L'intuition est un mouvement de plongée au cœur des choses mêmes (p13). Ce mouvement se greffe sur la durée, c'est à dire sur l'évolution de l'objet en question, l'intuition épouse sa trajectoire et ses expériences d'êtres successives. De même s'il faut analyser un film, il faut le faire non pas sur les quelques scènes qui composent la bande annonce mais bel et bien sur le déroulement intégral de l'histoire. Mais ce n'est pas suffisant, comprendre un film au sens bergsonien c'est capter son caractère de manière à saisir le point de vue inconscient du réalisateur. Le défilement des images est un narratif en formation qui fait dérouler des expressions vivantes que le spectateur voit comme une réalité parallèle en formation. Le narratif peut être compréhensible mais il peut ne pas être saisi dans son intériorité faute d'effort intellectuel. La nécessité de la curiosité intellectuelle associée à la volonté de comprendre, permet un contact vrai avec l'objet observé (p29). Bergson recommande donc un effort d'analyse et un goût de l'acharnement dans la recherche de la vérité (p30).
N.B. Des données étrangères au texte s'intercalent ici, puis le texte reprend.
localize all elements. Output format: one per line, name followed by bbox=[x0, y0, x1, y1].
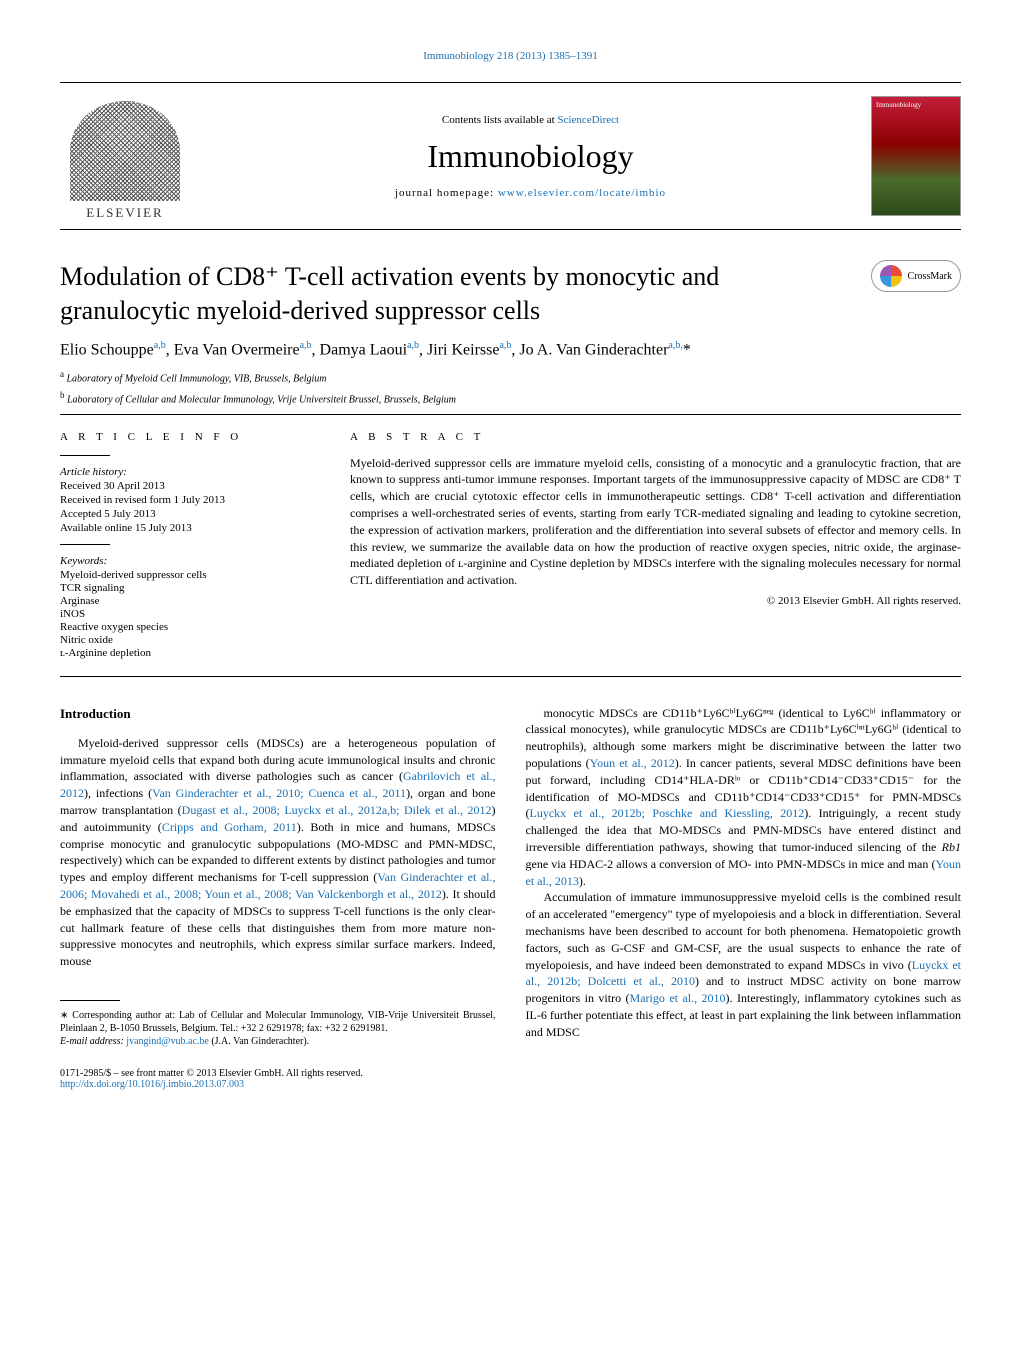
email-link[interactable]: jvangind@vub.ac.be bbox=[126, 1036, 209, 1047]
elsevier-tree-icon bbox=[70, 101, 180, 201]
email-line: E-mail address: jvangind@vub.ac.be (J.A.… bbox=[60, 1035, 496, 1048]
abstract-copyright: © 2013 Elsevier GmbH. All rights reserve… bbox=[350, 595, 961, 607]
affiliation-a: a Laboratory of Myeloid Cell Immunology,… bbox=[60, 369, 961, 384]
keyword-item: ʟ-Arginine depletion bbox=[60, 647, 310, 659]
journal-header: ELSEVIER Contents lists available at Sci… bbox=[60, 82, 961, 230]
history-label: Article history: bbox=[60, 466, 310, 478]
received-date: Received 30 April 2013 bbox=[60, 480, 310, 492]
corresponding-author: ∗ Corresponding author at: Lab of Cellul… bbox=[60, 1009, 496, 1035]
keywords-list: Myeloid-derived suppressor cellsTCR sign… bbox=[60, 569, 310, 659]
abstract-heading: A B S T R A C T bbox=[350, 431, 961, 443]
header-center: Contents lists available at ScienceDirec… bbox=[190, 114, 871, 199]
crossmark-label: CrossMark bbox=[908, 271, 952, 282]
gene-rb1: Rb1 bbox=[942, 840, 961, 854]
doi-link[interactable]: http://dx.doi.org/10.1016/j.imbio.2013.0… bbox=[60, 1079, 244, 1090]
keyword-item: iNOS bbox=[60, 608, 310, 620]
cite-youn-2012[interactable]: Youn et al., 2012 bbox=[590, 756, 675, 770]
crossmark-icon bbox=[880, 265, 902, 287]
keyword-item: Arginase bbox=[60, 595, 310, 607]
keyword-item: Nitric oxide bbox=[60, 634, 310, 646]
footnote-separator bbox=[60, 1000, 120, 1001]
cite-cripps[interactable]: Cripps and Gorham, 2011 bbox=[162, 820, 297, 834]
journal-name: Immunobiology bbox=[190, 138, 871, 175]
intro-paragraph-1: Myeloid-derived suppressor cells (MDSCs)… bbox=[60, 735, 496, 970]
journal-cover-thumb bbox=[871, 96, 961, 216]
body-columns: Introduction Myeloid-derived suppressor … bbox=[60, 705, 961, 1048]
authors: Elio Schouppea,b, Eva Van Overmeirea,b, … bbox=[60, 340, 961, 359]
article-title: Modulation of CD8⁺ T-cell activation eve… bbox=[60, 260, 871, 328]
elsevier-logo: ELSEVIER bbox=[60, 91, 190, 221]
affiliation-b: b Laboratory of Cellular and Molecular I… bbox=[60, 390, 961, 405]
article-info-heading: A R T I C L E I N F O bbox=[60, 431, 310, 443]
info-abstract-row: A R T I C L E I N F O Article history: R… bbox=[60, 414, 961, 677]
introduction-heading: Introduction bbox=[60, 705, 496, 723]
revised-date: Received in revised form 1 July 2013 bbox=[60, 494, 310, 506]
info-divider-2 bbox=[60, 544, 110, 545]
keyword-item: Reactive oxygen species bbox=[60, 621, 310, 633]
cite-marigo[interactable]: Marigo et al., 2010 bbox=[630, 991, 726, 1005]
online-date: Available online 15 July 2013 bbox=[60, 522, 310, 534]
keyword-item: Myeloid-derived suppressor cells bbox=[60, 569, 310, 581]
accepted-date: Accepted 5 July 2013 bbox=[60, 508, 310, 520]
homepage-link[interactable]: www.elsevier.com/locate/imbio bbox=[498, 187, 666, 199]
col2-paragraph-1: monocytic MDSCs are CD11b⁺Ly6CʰⁱLy6Gⁿᵉᵍ … bbox=[526, 705, 962, 890]
contents-available: Contents lists available at ScienceDirec… bbox=[190, 114, 871, 126]
abstract-column: A B S T R A C T Myeloid-derived suppress… bbox=[350, 431, 961, 660]
journal-homepage: journal homepage: www.elsevier.com/locat… bbox=[190, 187, 871, 199]
keywords-label: Keywords: bbox=[60, 555, 310, 567]
col2-paragraph-2: Accumulation of immature immunosuppressi… bbox=[526, 889, 962, 1040]
article-info: A R T I C L E I N F O Article history: R… bbox=[60, 431, 310, 660]
sciencedirect-link[interactable]: ScienceDirect bbox=[557, 114, 619, 126]
issn-line: 0171-2985/$ – see front matter © 2013 El… bbox=[60, 1068, 961, 1079]
keyword-item: TCR signaling bbox=[60, 582, 310, 594]
top-link-anchor[interactable]: Immunobiology 218 (2013) 1385–1391 bbox=[423, 50, 597, 62]
top-journal-link: Immunobiology 218 (2013) 1385–1391 bbox=[60, 50, 961, 62]
info-divider-1 bbox=[60, 455, 110, 456]
bottom-meta: 0171-2985/$ – see front matter © 2013 El… bbox=[60, 1068, 961, 1090]
cite-vanginderachter-2010[interactable]: Van Ginderachter et al., 2010; Cuenca et… bbox=[152, 786, 406, 800]
elsevier-text: ELSEVIER bbox=[86, 205, 163, 221]
crossmark-badge[interactable]: CrossMark bbox=[871, 260, 961, 292]
column-right: monocytic MDSCs are CD11b⁺Ly6CʰⁱLy6Gⁿᵉᵍ … bbox=[526, 705, 962, 1048]
cite-luyckx[interactable]: Luyckx et al., 2012b; Poschke and Kiessl… bbox=[530, 806, 805, 820]
cite-dugast[interactable]: Dugast et al., 2008; Luyckx et al., 2012… bbox=[182, 803, 492, 817]
abstract-text: Myeloid-derived suppressor cells are imm… bbox=[350, 455, 961, 589]
column-left: Introduction Myeloid-derived suppressor … bbox=[60, 705, 496, 1048]
title-row: Modulation of CD8⁺ T-cell activation eve… bbox=[60, 260, 961, 328]
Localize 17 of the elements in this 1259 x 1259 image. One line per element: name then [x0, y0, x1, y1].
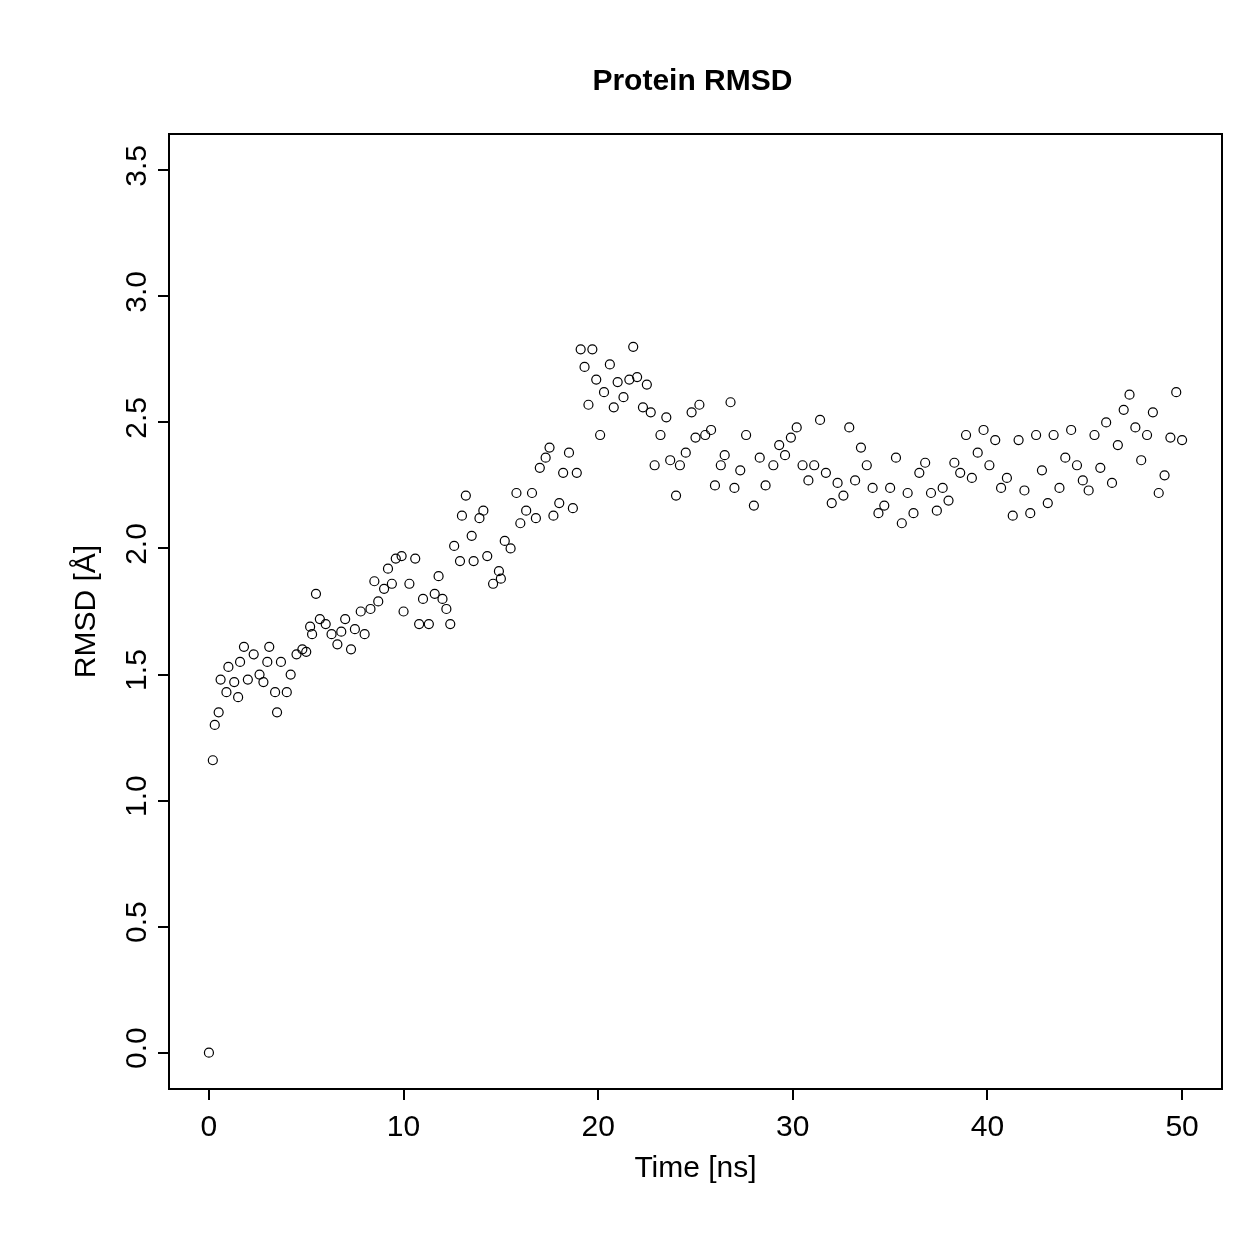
y-tick-label: 3.5	[119, 144, 152, 187]
y-tick-label: 2.0	[119, 523, 152, 565]
x-tick-label: 40	[970, 1109, 1005, 1142]
x-tick-label: 50	[1165, 1109, 1199, 1142]
y-tick-label: 1.5	[119, 649, 152, 691]
y-tick-label: 0.0	[119, 1027, 152, 1070]
y-tick-label: 1.0	[119, 775, 152, 817]
y-axis-title: RMSD [Å]	[67, 544, 101, 679]
x-tick-label: 20	[581, 1109, 615, 1142]
y-tick-label: 3.0	[119, 270, 152, 313]
y-tick-label: 0.5	[119, 901, 152, 944]
y-tick-label: 2.5	[119, 397, 152, 439]
chart-title: Protein RMSD	[592, 63, 793, 97]
x-tick-label: 30	[776, 1109, 810, 1142]
x-tick-label: 10	[386, 1109, 421, 1142]
x-axis-title: Time [ns]	[634, 1150, 757, 1183]
x-tick-label: 0	[200, 1109, 218, 1142]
La pensée difficultueuse, voilà donc ce que préconise Bergson, exercer notre intelligence avec exigence et discipline afin de ne pas relayer ni de bâtir des systèmes conceptuels plus abstraits les uns que les autres (p30). Dans le sillage de Bergson, Claude Tresmontant, que l'on a déjà maintes fois évoqué, préconise quant à lui le discernement. Le discernement est un facteur essentiel pour séparer la nature profonde d'une chose du voile conceptuel qui la recouvre. Le discernement s'attache aux faits, observe le réel avec une attention toute particulière de manière à comprendre le pourquoi du comment. Les faits sont exactement les fruits de l'arbre dont parle Jésus, ils rendent comptent de l'idée et nous font pénétrer jusqu'à nous faire apprécier à sa juste valeur la chose analysée. Le face à face avec la réalité exige d'ôter le voile de préjugé que la conscience pose en permanence dessus. L'intuition dont parle Bergson virevolte, évolue autour et dedans de la chose observée pour en tirer une vision dynamique qui enrichit notre perception (p46). Il s'agit d'une plongée au cœur des choses afin d'atteindre l'exacte réalité. Cette manière de percevoir le réel nous mène sur le chemin du "bien vivre" (p47), et procure de la joie parce que nous nous approchons ainsi de la vérité absolue. La métaphysique bergsonienne est une pratique spirituelle qui s'inscrit dans une spiritualité de l'intelligence.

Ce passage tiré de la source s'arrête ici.